A native mobile purchase experience that reduced checkout friction, unlocked a new revenue channel, and brought course upgrades directly into the edX iOS and Android apps.
Mobile learners on edX could discover courses, enroll, and learn inside the app, but they could not complete a paid course upgrade natively. To purchase, they had to leave the app, open a browser, sign in again, and complete a multi-step web checkout.
For a platform with millions of mobile learners, this created a clear gap between mobile intent and mobile revenue. Learners were showing interest on mobile, but the purchase path introduced too much friction at the most important moment. The opportunity was to bring the payment experience into the app and reduce the path from upgrade intent to payment to as few taps as possible.
Before committing to full development, we first tested the hypothesis through a painted door experiment. The goal was to understand whether learners would show meaningful intent to upgrade from inside the app if the option was presented in the learning experience. The experiment showed positive purchase intent, giving us enough confidence to move forward.
I led the product definition for both iOS and Android, working across mobile engineering, payments infrastructure, and the edX commerce platform. The implementation used Apple App Store and Google Play in-app purchase checkout flows, which meant designing around each platform's rules for digital content, purchase handling, refunds, entitlements, and review approval.

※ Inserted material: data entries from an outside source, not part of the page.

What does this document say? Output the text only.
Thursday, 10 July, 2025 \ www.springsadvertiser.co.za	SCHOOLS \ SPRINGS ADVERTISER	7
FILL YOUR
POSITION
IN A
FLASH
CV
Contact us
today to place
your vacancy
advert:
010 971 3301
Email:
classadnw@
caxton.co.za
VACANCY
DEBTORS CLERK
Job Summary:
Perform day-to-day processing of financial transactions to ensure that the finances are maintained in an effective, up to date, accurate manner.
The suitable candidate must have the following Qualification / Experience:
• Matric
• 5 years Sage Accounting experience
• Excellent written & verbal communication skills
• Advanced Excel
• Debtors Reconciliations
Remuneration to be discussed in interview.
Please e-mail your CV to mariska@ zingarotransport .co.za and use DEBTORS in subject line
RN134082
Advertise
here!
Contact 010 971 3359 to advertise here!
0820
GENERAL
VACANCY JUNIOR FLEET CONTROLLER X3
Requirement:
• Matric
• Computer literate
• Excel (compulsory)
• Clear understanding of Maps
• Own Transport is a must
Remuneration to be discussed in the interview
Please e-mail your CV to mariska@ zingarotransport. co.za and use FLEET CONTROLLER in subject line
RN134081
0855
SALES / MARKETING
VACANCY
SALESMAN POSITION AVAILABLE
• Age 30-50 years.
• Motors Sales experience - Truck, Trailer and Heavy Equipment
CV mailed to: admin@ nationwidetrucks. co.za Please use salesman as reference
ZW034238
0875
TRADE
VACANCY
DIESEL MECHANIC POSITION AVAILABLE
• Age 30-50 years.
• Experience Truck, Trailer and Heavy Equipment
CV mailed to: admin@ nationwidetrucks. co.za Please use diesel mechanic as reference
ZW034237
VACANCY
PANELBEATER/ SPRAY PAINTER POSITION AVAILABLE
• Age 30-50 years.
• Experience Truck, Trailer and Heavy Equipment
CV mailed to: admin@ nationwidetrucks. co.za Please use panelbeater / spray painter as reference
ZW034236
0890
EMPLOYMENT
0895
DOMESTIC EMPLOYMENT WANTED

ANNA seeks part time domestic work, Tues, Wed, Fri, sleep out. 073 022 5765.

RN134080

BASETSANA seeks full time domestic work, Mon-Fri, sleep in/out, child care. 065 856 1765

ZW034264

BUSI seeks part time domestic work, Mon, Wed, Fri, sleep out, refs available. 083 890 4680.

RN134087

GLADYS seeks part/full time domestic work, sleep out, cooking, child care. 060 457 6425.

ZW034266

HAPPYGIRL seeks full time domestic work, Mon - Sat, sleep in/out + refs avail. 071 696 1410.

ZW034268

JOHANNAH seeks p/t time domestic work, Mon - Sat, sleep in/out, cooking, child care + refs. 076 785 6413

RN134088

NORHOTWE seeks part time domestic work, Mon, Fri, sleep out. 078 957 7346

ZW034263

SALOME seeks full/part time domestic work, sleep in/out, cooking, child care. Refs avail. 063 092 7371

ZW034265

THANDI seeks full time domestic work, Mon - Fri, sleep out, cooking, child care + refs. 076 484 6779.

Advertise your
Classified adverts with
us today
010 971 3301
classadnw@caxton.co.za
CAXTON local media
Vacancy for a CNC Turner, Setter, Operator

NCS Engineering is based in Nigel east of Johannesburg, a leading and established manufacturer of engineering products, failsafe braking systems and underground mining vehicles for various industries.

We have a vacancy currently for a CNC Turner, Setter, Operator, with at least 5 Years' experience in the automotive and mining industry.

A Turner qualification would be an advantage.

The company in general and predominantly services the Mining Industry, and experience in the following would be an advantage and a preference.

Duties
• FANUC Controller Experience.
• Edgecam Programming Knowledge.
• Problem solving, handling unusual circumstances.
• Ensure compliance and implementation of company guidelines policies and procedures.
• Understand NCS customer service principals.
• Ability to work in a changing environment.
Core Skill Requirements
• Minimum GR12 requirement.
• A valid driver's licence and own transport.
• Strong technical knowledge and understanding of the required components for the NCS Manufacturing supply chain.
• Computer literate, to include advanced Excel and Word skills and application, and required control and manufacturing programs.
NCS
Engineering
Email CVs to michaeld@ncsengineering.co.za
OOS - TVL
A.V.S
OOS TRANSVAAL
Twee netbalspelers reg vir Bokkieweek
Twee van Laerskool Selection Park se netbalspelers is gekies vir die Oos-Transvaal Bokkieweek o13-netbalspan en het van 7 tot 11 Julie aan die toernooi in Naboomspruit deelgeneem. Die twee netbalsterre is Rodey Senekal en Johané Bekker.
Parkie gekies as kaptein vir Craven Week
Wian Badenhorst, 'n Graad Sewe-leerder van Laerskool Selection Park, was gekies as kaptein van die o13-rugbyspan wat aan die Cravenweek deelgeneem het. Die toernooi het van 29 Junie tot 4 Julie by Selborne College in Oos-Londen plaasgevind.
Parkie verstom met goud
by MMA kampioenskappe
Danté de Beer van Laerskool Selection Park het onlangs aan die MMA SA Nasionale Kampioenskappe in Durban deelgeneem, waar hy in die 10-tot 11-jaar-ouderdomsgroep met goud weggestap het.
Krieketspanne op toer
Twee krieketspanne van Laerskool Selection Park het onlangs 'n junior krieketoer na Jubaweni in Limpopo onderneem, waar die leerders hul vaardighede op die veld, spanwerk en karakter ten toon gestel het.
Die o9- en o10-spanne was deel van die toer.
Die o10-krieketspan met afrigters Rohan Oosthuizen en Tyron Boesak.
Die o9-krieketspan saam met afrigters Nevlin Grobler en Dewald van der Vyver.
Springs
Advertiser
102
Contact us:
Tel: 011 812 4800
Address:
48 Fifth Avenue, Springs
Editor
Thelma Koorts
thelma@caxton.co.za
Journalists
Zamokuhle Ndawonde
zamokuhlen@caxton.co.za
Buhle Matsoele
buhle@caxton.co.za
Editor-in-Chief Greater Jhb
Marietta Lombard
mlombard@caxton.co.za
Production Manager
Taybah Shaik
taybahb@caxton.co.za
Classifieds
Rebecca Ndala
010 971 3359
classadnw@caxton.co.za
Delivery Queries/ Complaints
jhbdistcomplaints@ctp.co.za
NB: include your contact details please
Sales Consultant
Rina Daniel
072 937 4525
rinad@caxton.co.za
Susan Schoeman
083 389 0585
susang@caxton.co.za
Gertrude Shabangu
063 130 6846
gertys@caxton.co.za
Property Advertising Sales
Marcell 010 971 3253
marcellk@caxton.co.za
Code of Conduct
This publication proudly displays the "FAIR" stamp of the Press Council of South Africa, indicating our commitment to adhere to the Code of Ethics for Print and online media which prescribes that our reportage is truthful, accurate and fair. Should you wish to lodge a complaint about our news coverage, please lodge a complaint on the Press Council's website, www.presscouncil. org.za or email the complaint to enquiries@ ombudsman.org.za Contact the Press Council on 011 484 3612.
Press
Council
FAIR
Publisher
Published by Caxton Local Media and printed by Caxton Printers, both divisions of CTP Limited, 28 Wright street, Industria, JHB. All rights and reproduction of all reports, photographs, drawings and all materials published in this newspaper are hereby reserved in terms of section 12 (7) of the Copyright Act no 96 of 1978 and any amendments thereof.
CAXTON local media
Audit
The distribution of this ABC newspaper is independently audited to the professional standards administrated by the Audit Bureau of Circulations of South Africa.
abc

One of the biggest constraints was catalog scale. edX.org had a large and constantly changing course library, so creating a separate store product for every course was not a scalable path. We shifted to using consumable products on the mobile stores, allowing the app to support thousands of course upgrades without requiring a one-to-one mapping between every edX course and a dedicated store product.
I also partnered with the data team to define conversion and revenue tracking from the start, so we could attribute mobile purchases correctly from launch rather than retrofitting analytics later.
This was not just a checkout feature. It sat at the intersection of mobile UX, platform compliance, commerce infrastructure, and business model constraints.
The biggest complexity came from adapting edX's existing web-first commerce system to work within Apple and Google's in-app purchase rules. We had to ensure that the mobile purchase flow could handle successful payments, failed transactions, refunds, entitlement activation, and edge cases without breaking the learner experience.
The second layer was scale. edX had thousands of eligible courses, which meant the solution could not rely on manually configuring every course as a separate product in the app stores. The consumable product strategy allowed us to make in-app payments work across a large course catalog while keeping the system operationally manageable.
The third challenge was measurement. Since this was a new mobile revenue channel, we needed the analytics foundation to be reliable from day one — defining the right events, revenue attribution, and conversion tracking before launch so the business could clearly understand the impact.
In-app payments launched across 3,000+ courses on both iOS and Android.
The feature created a new mobile revenue stream and generated over $700,000 in its first year. More importantly, it turned the mobile app from a learning-only surface into a meaningful monetization channel for edX.
This was a clear example of product work where the value was measurable: we validated learner intent, solved for platform and catalog complexity, reduced checkout friction, and unlocked revenue that previously could not be captured inside the app.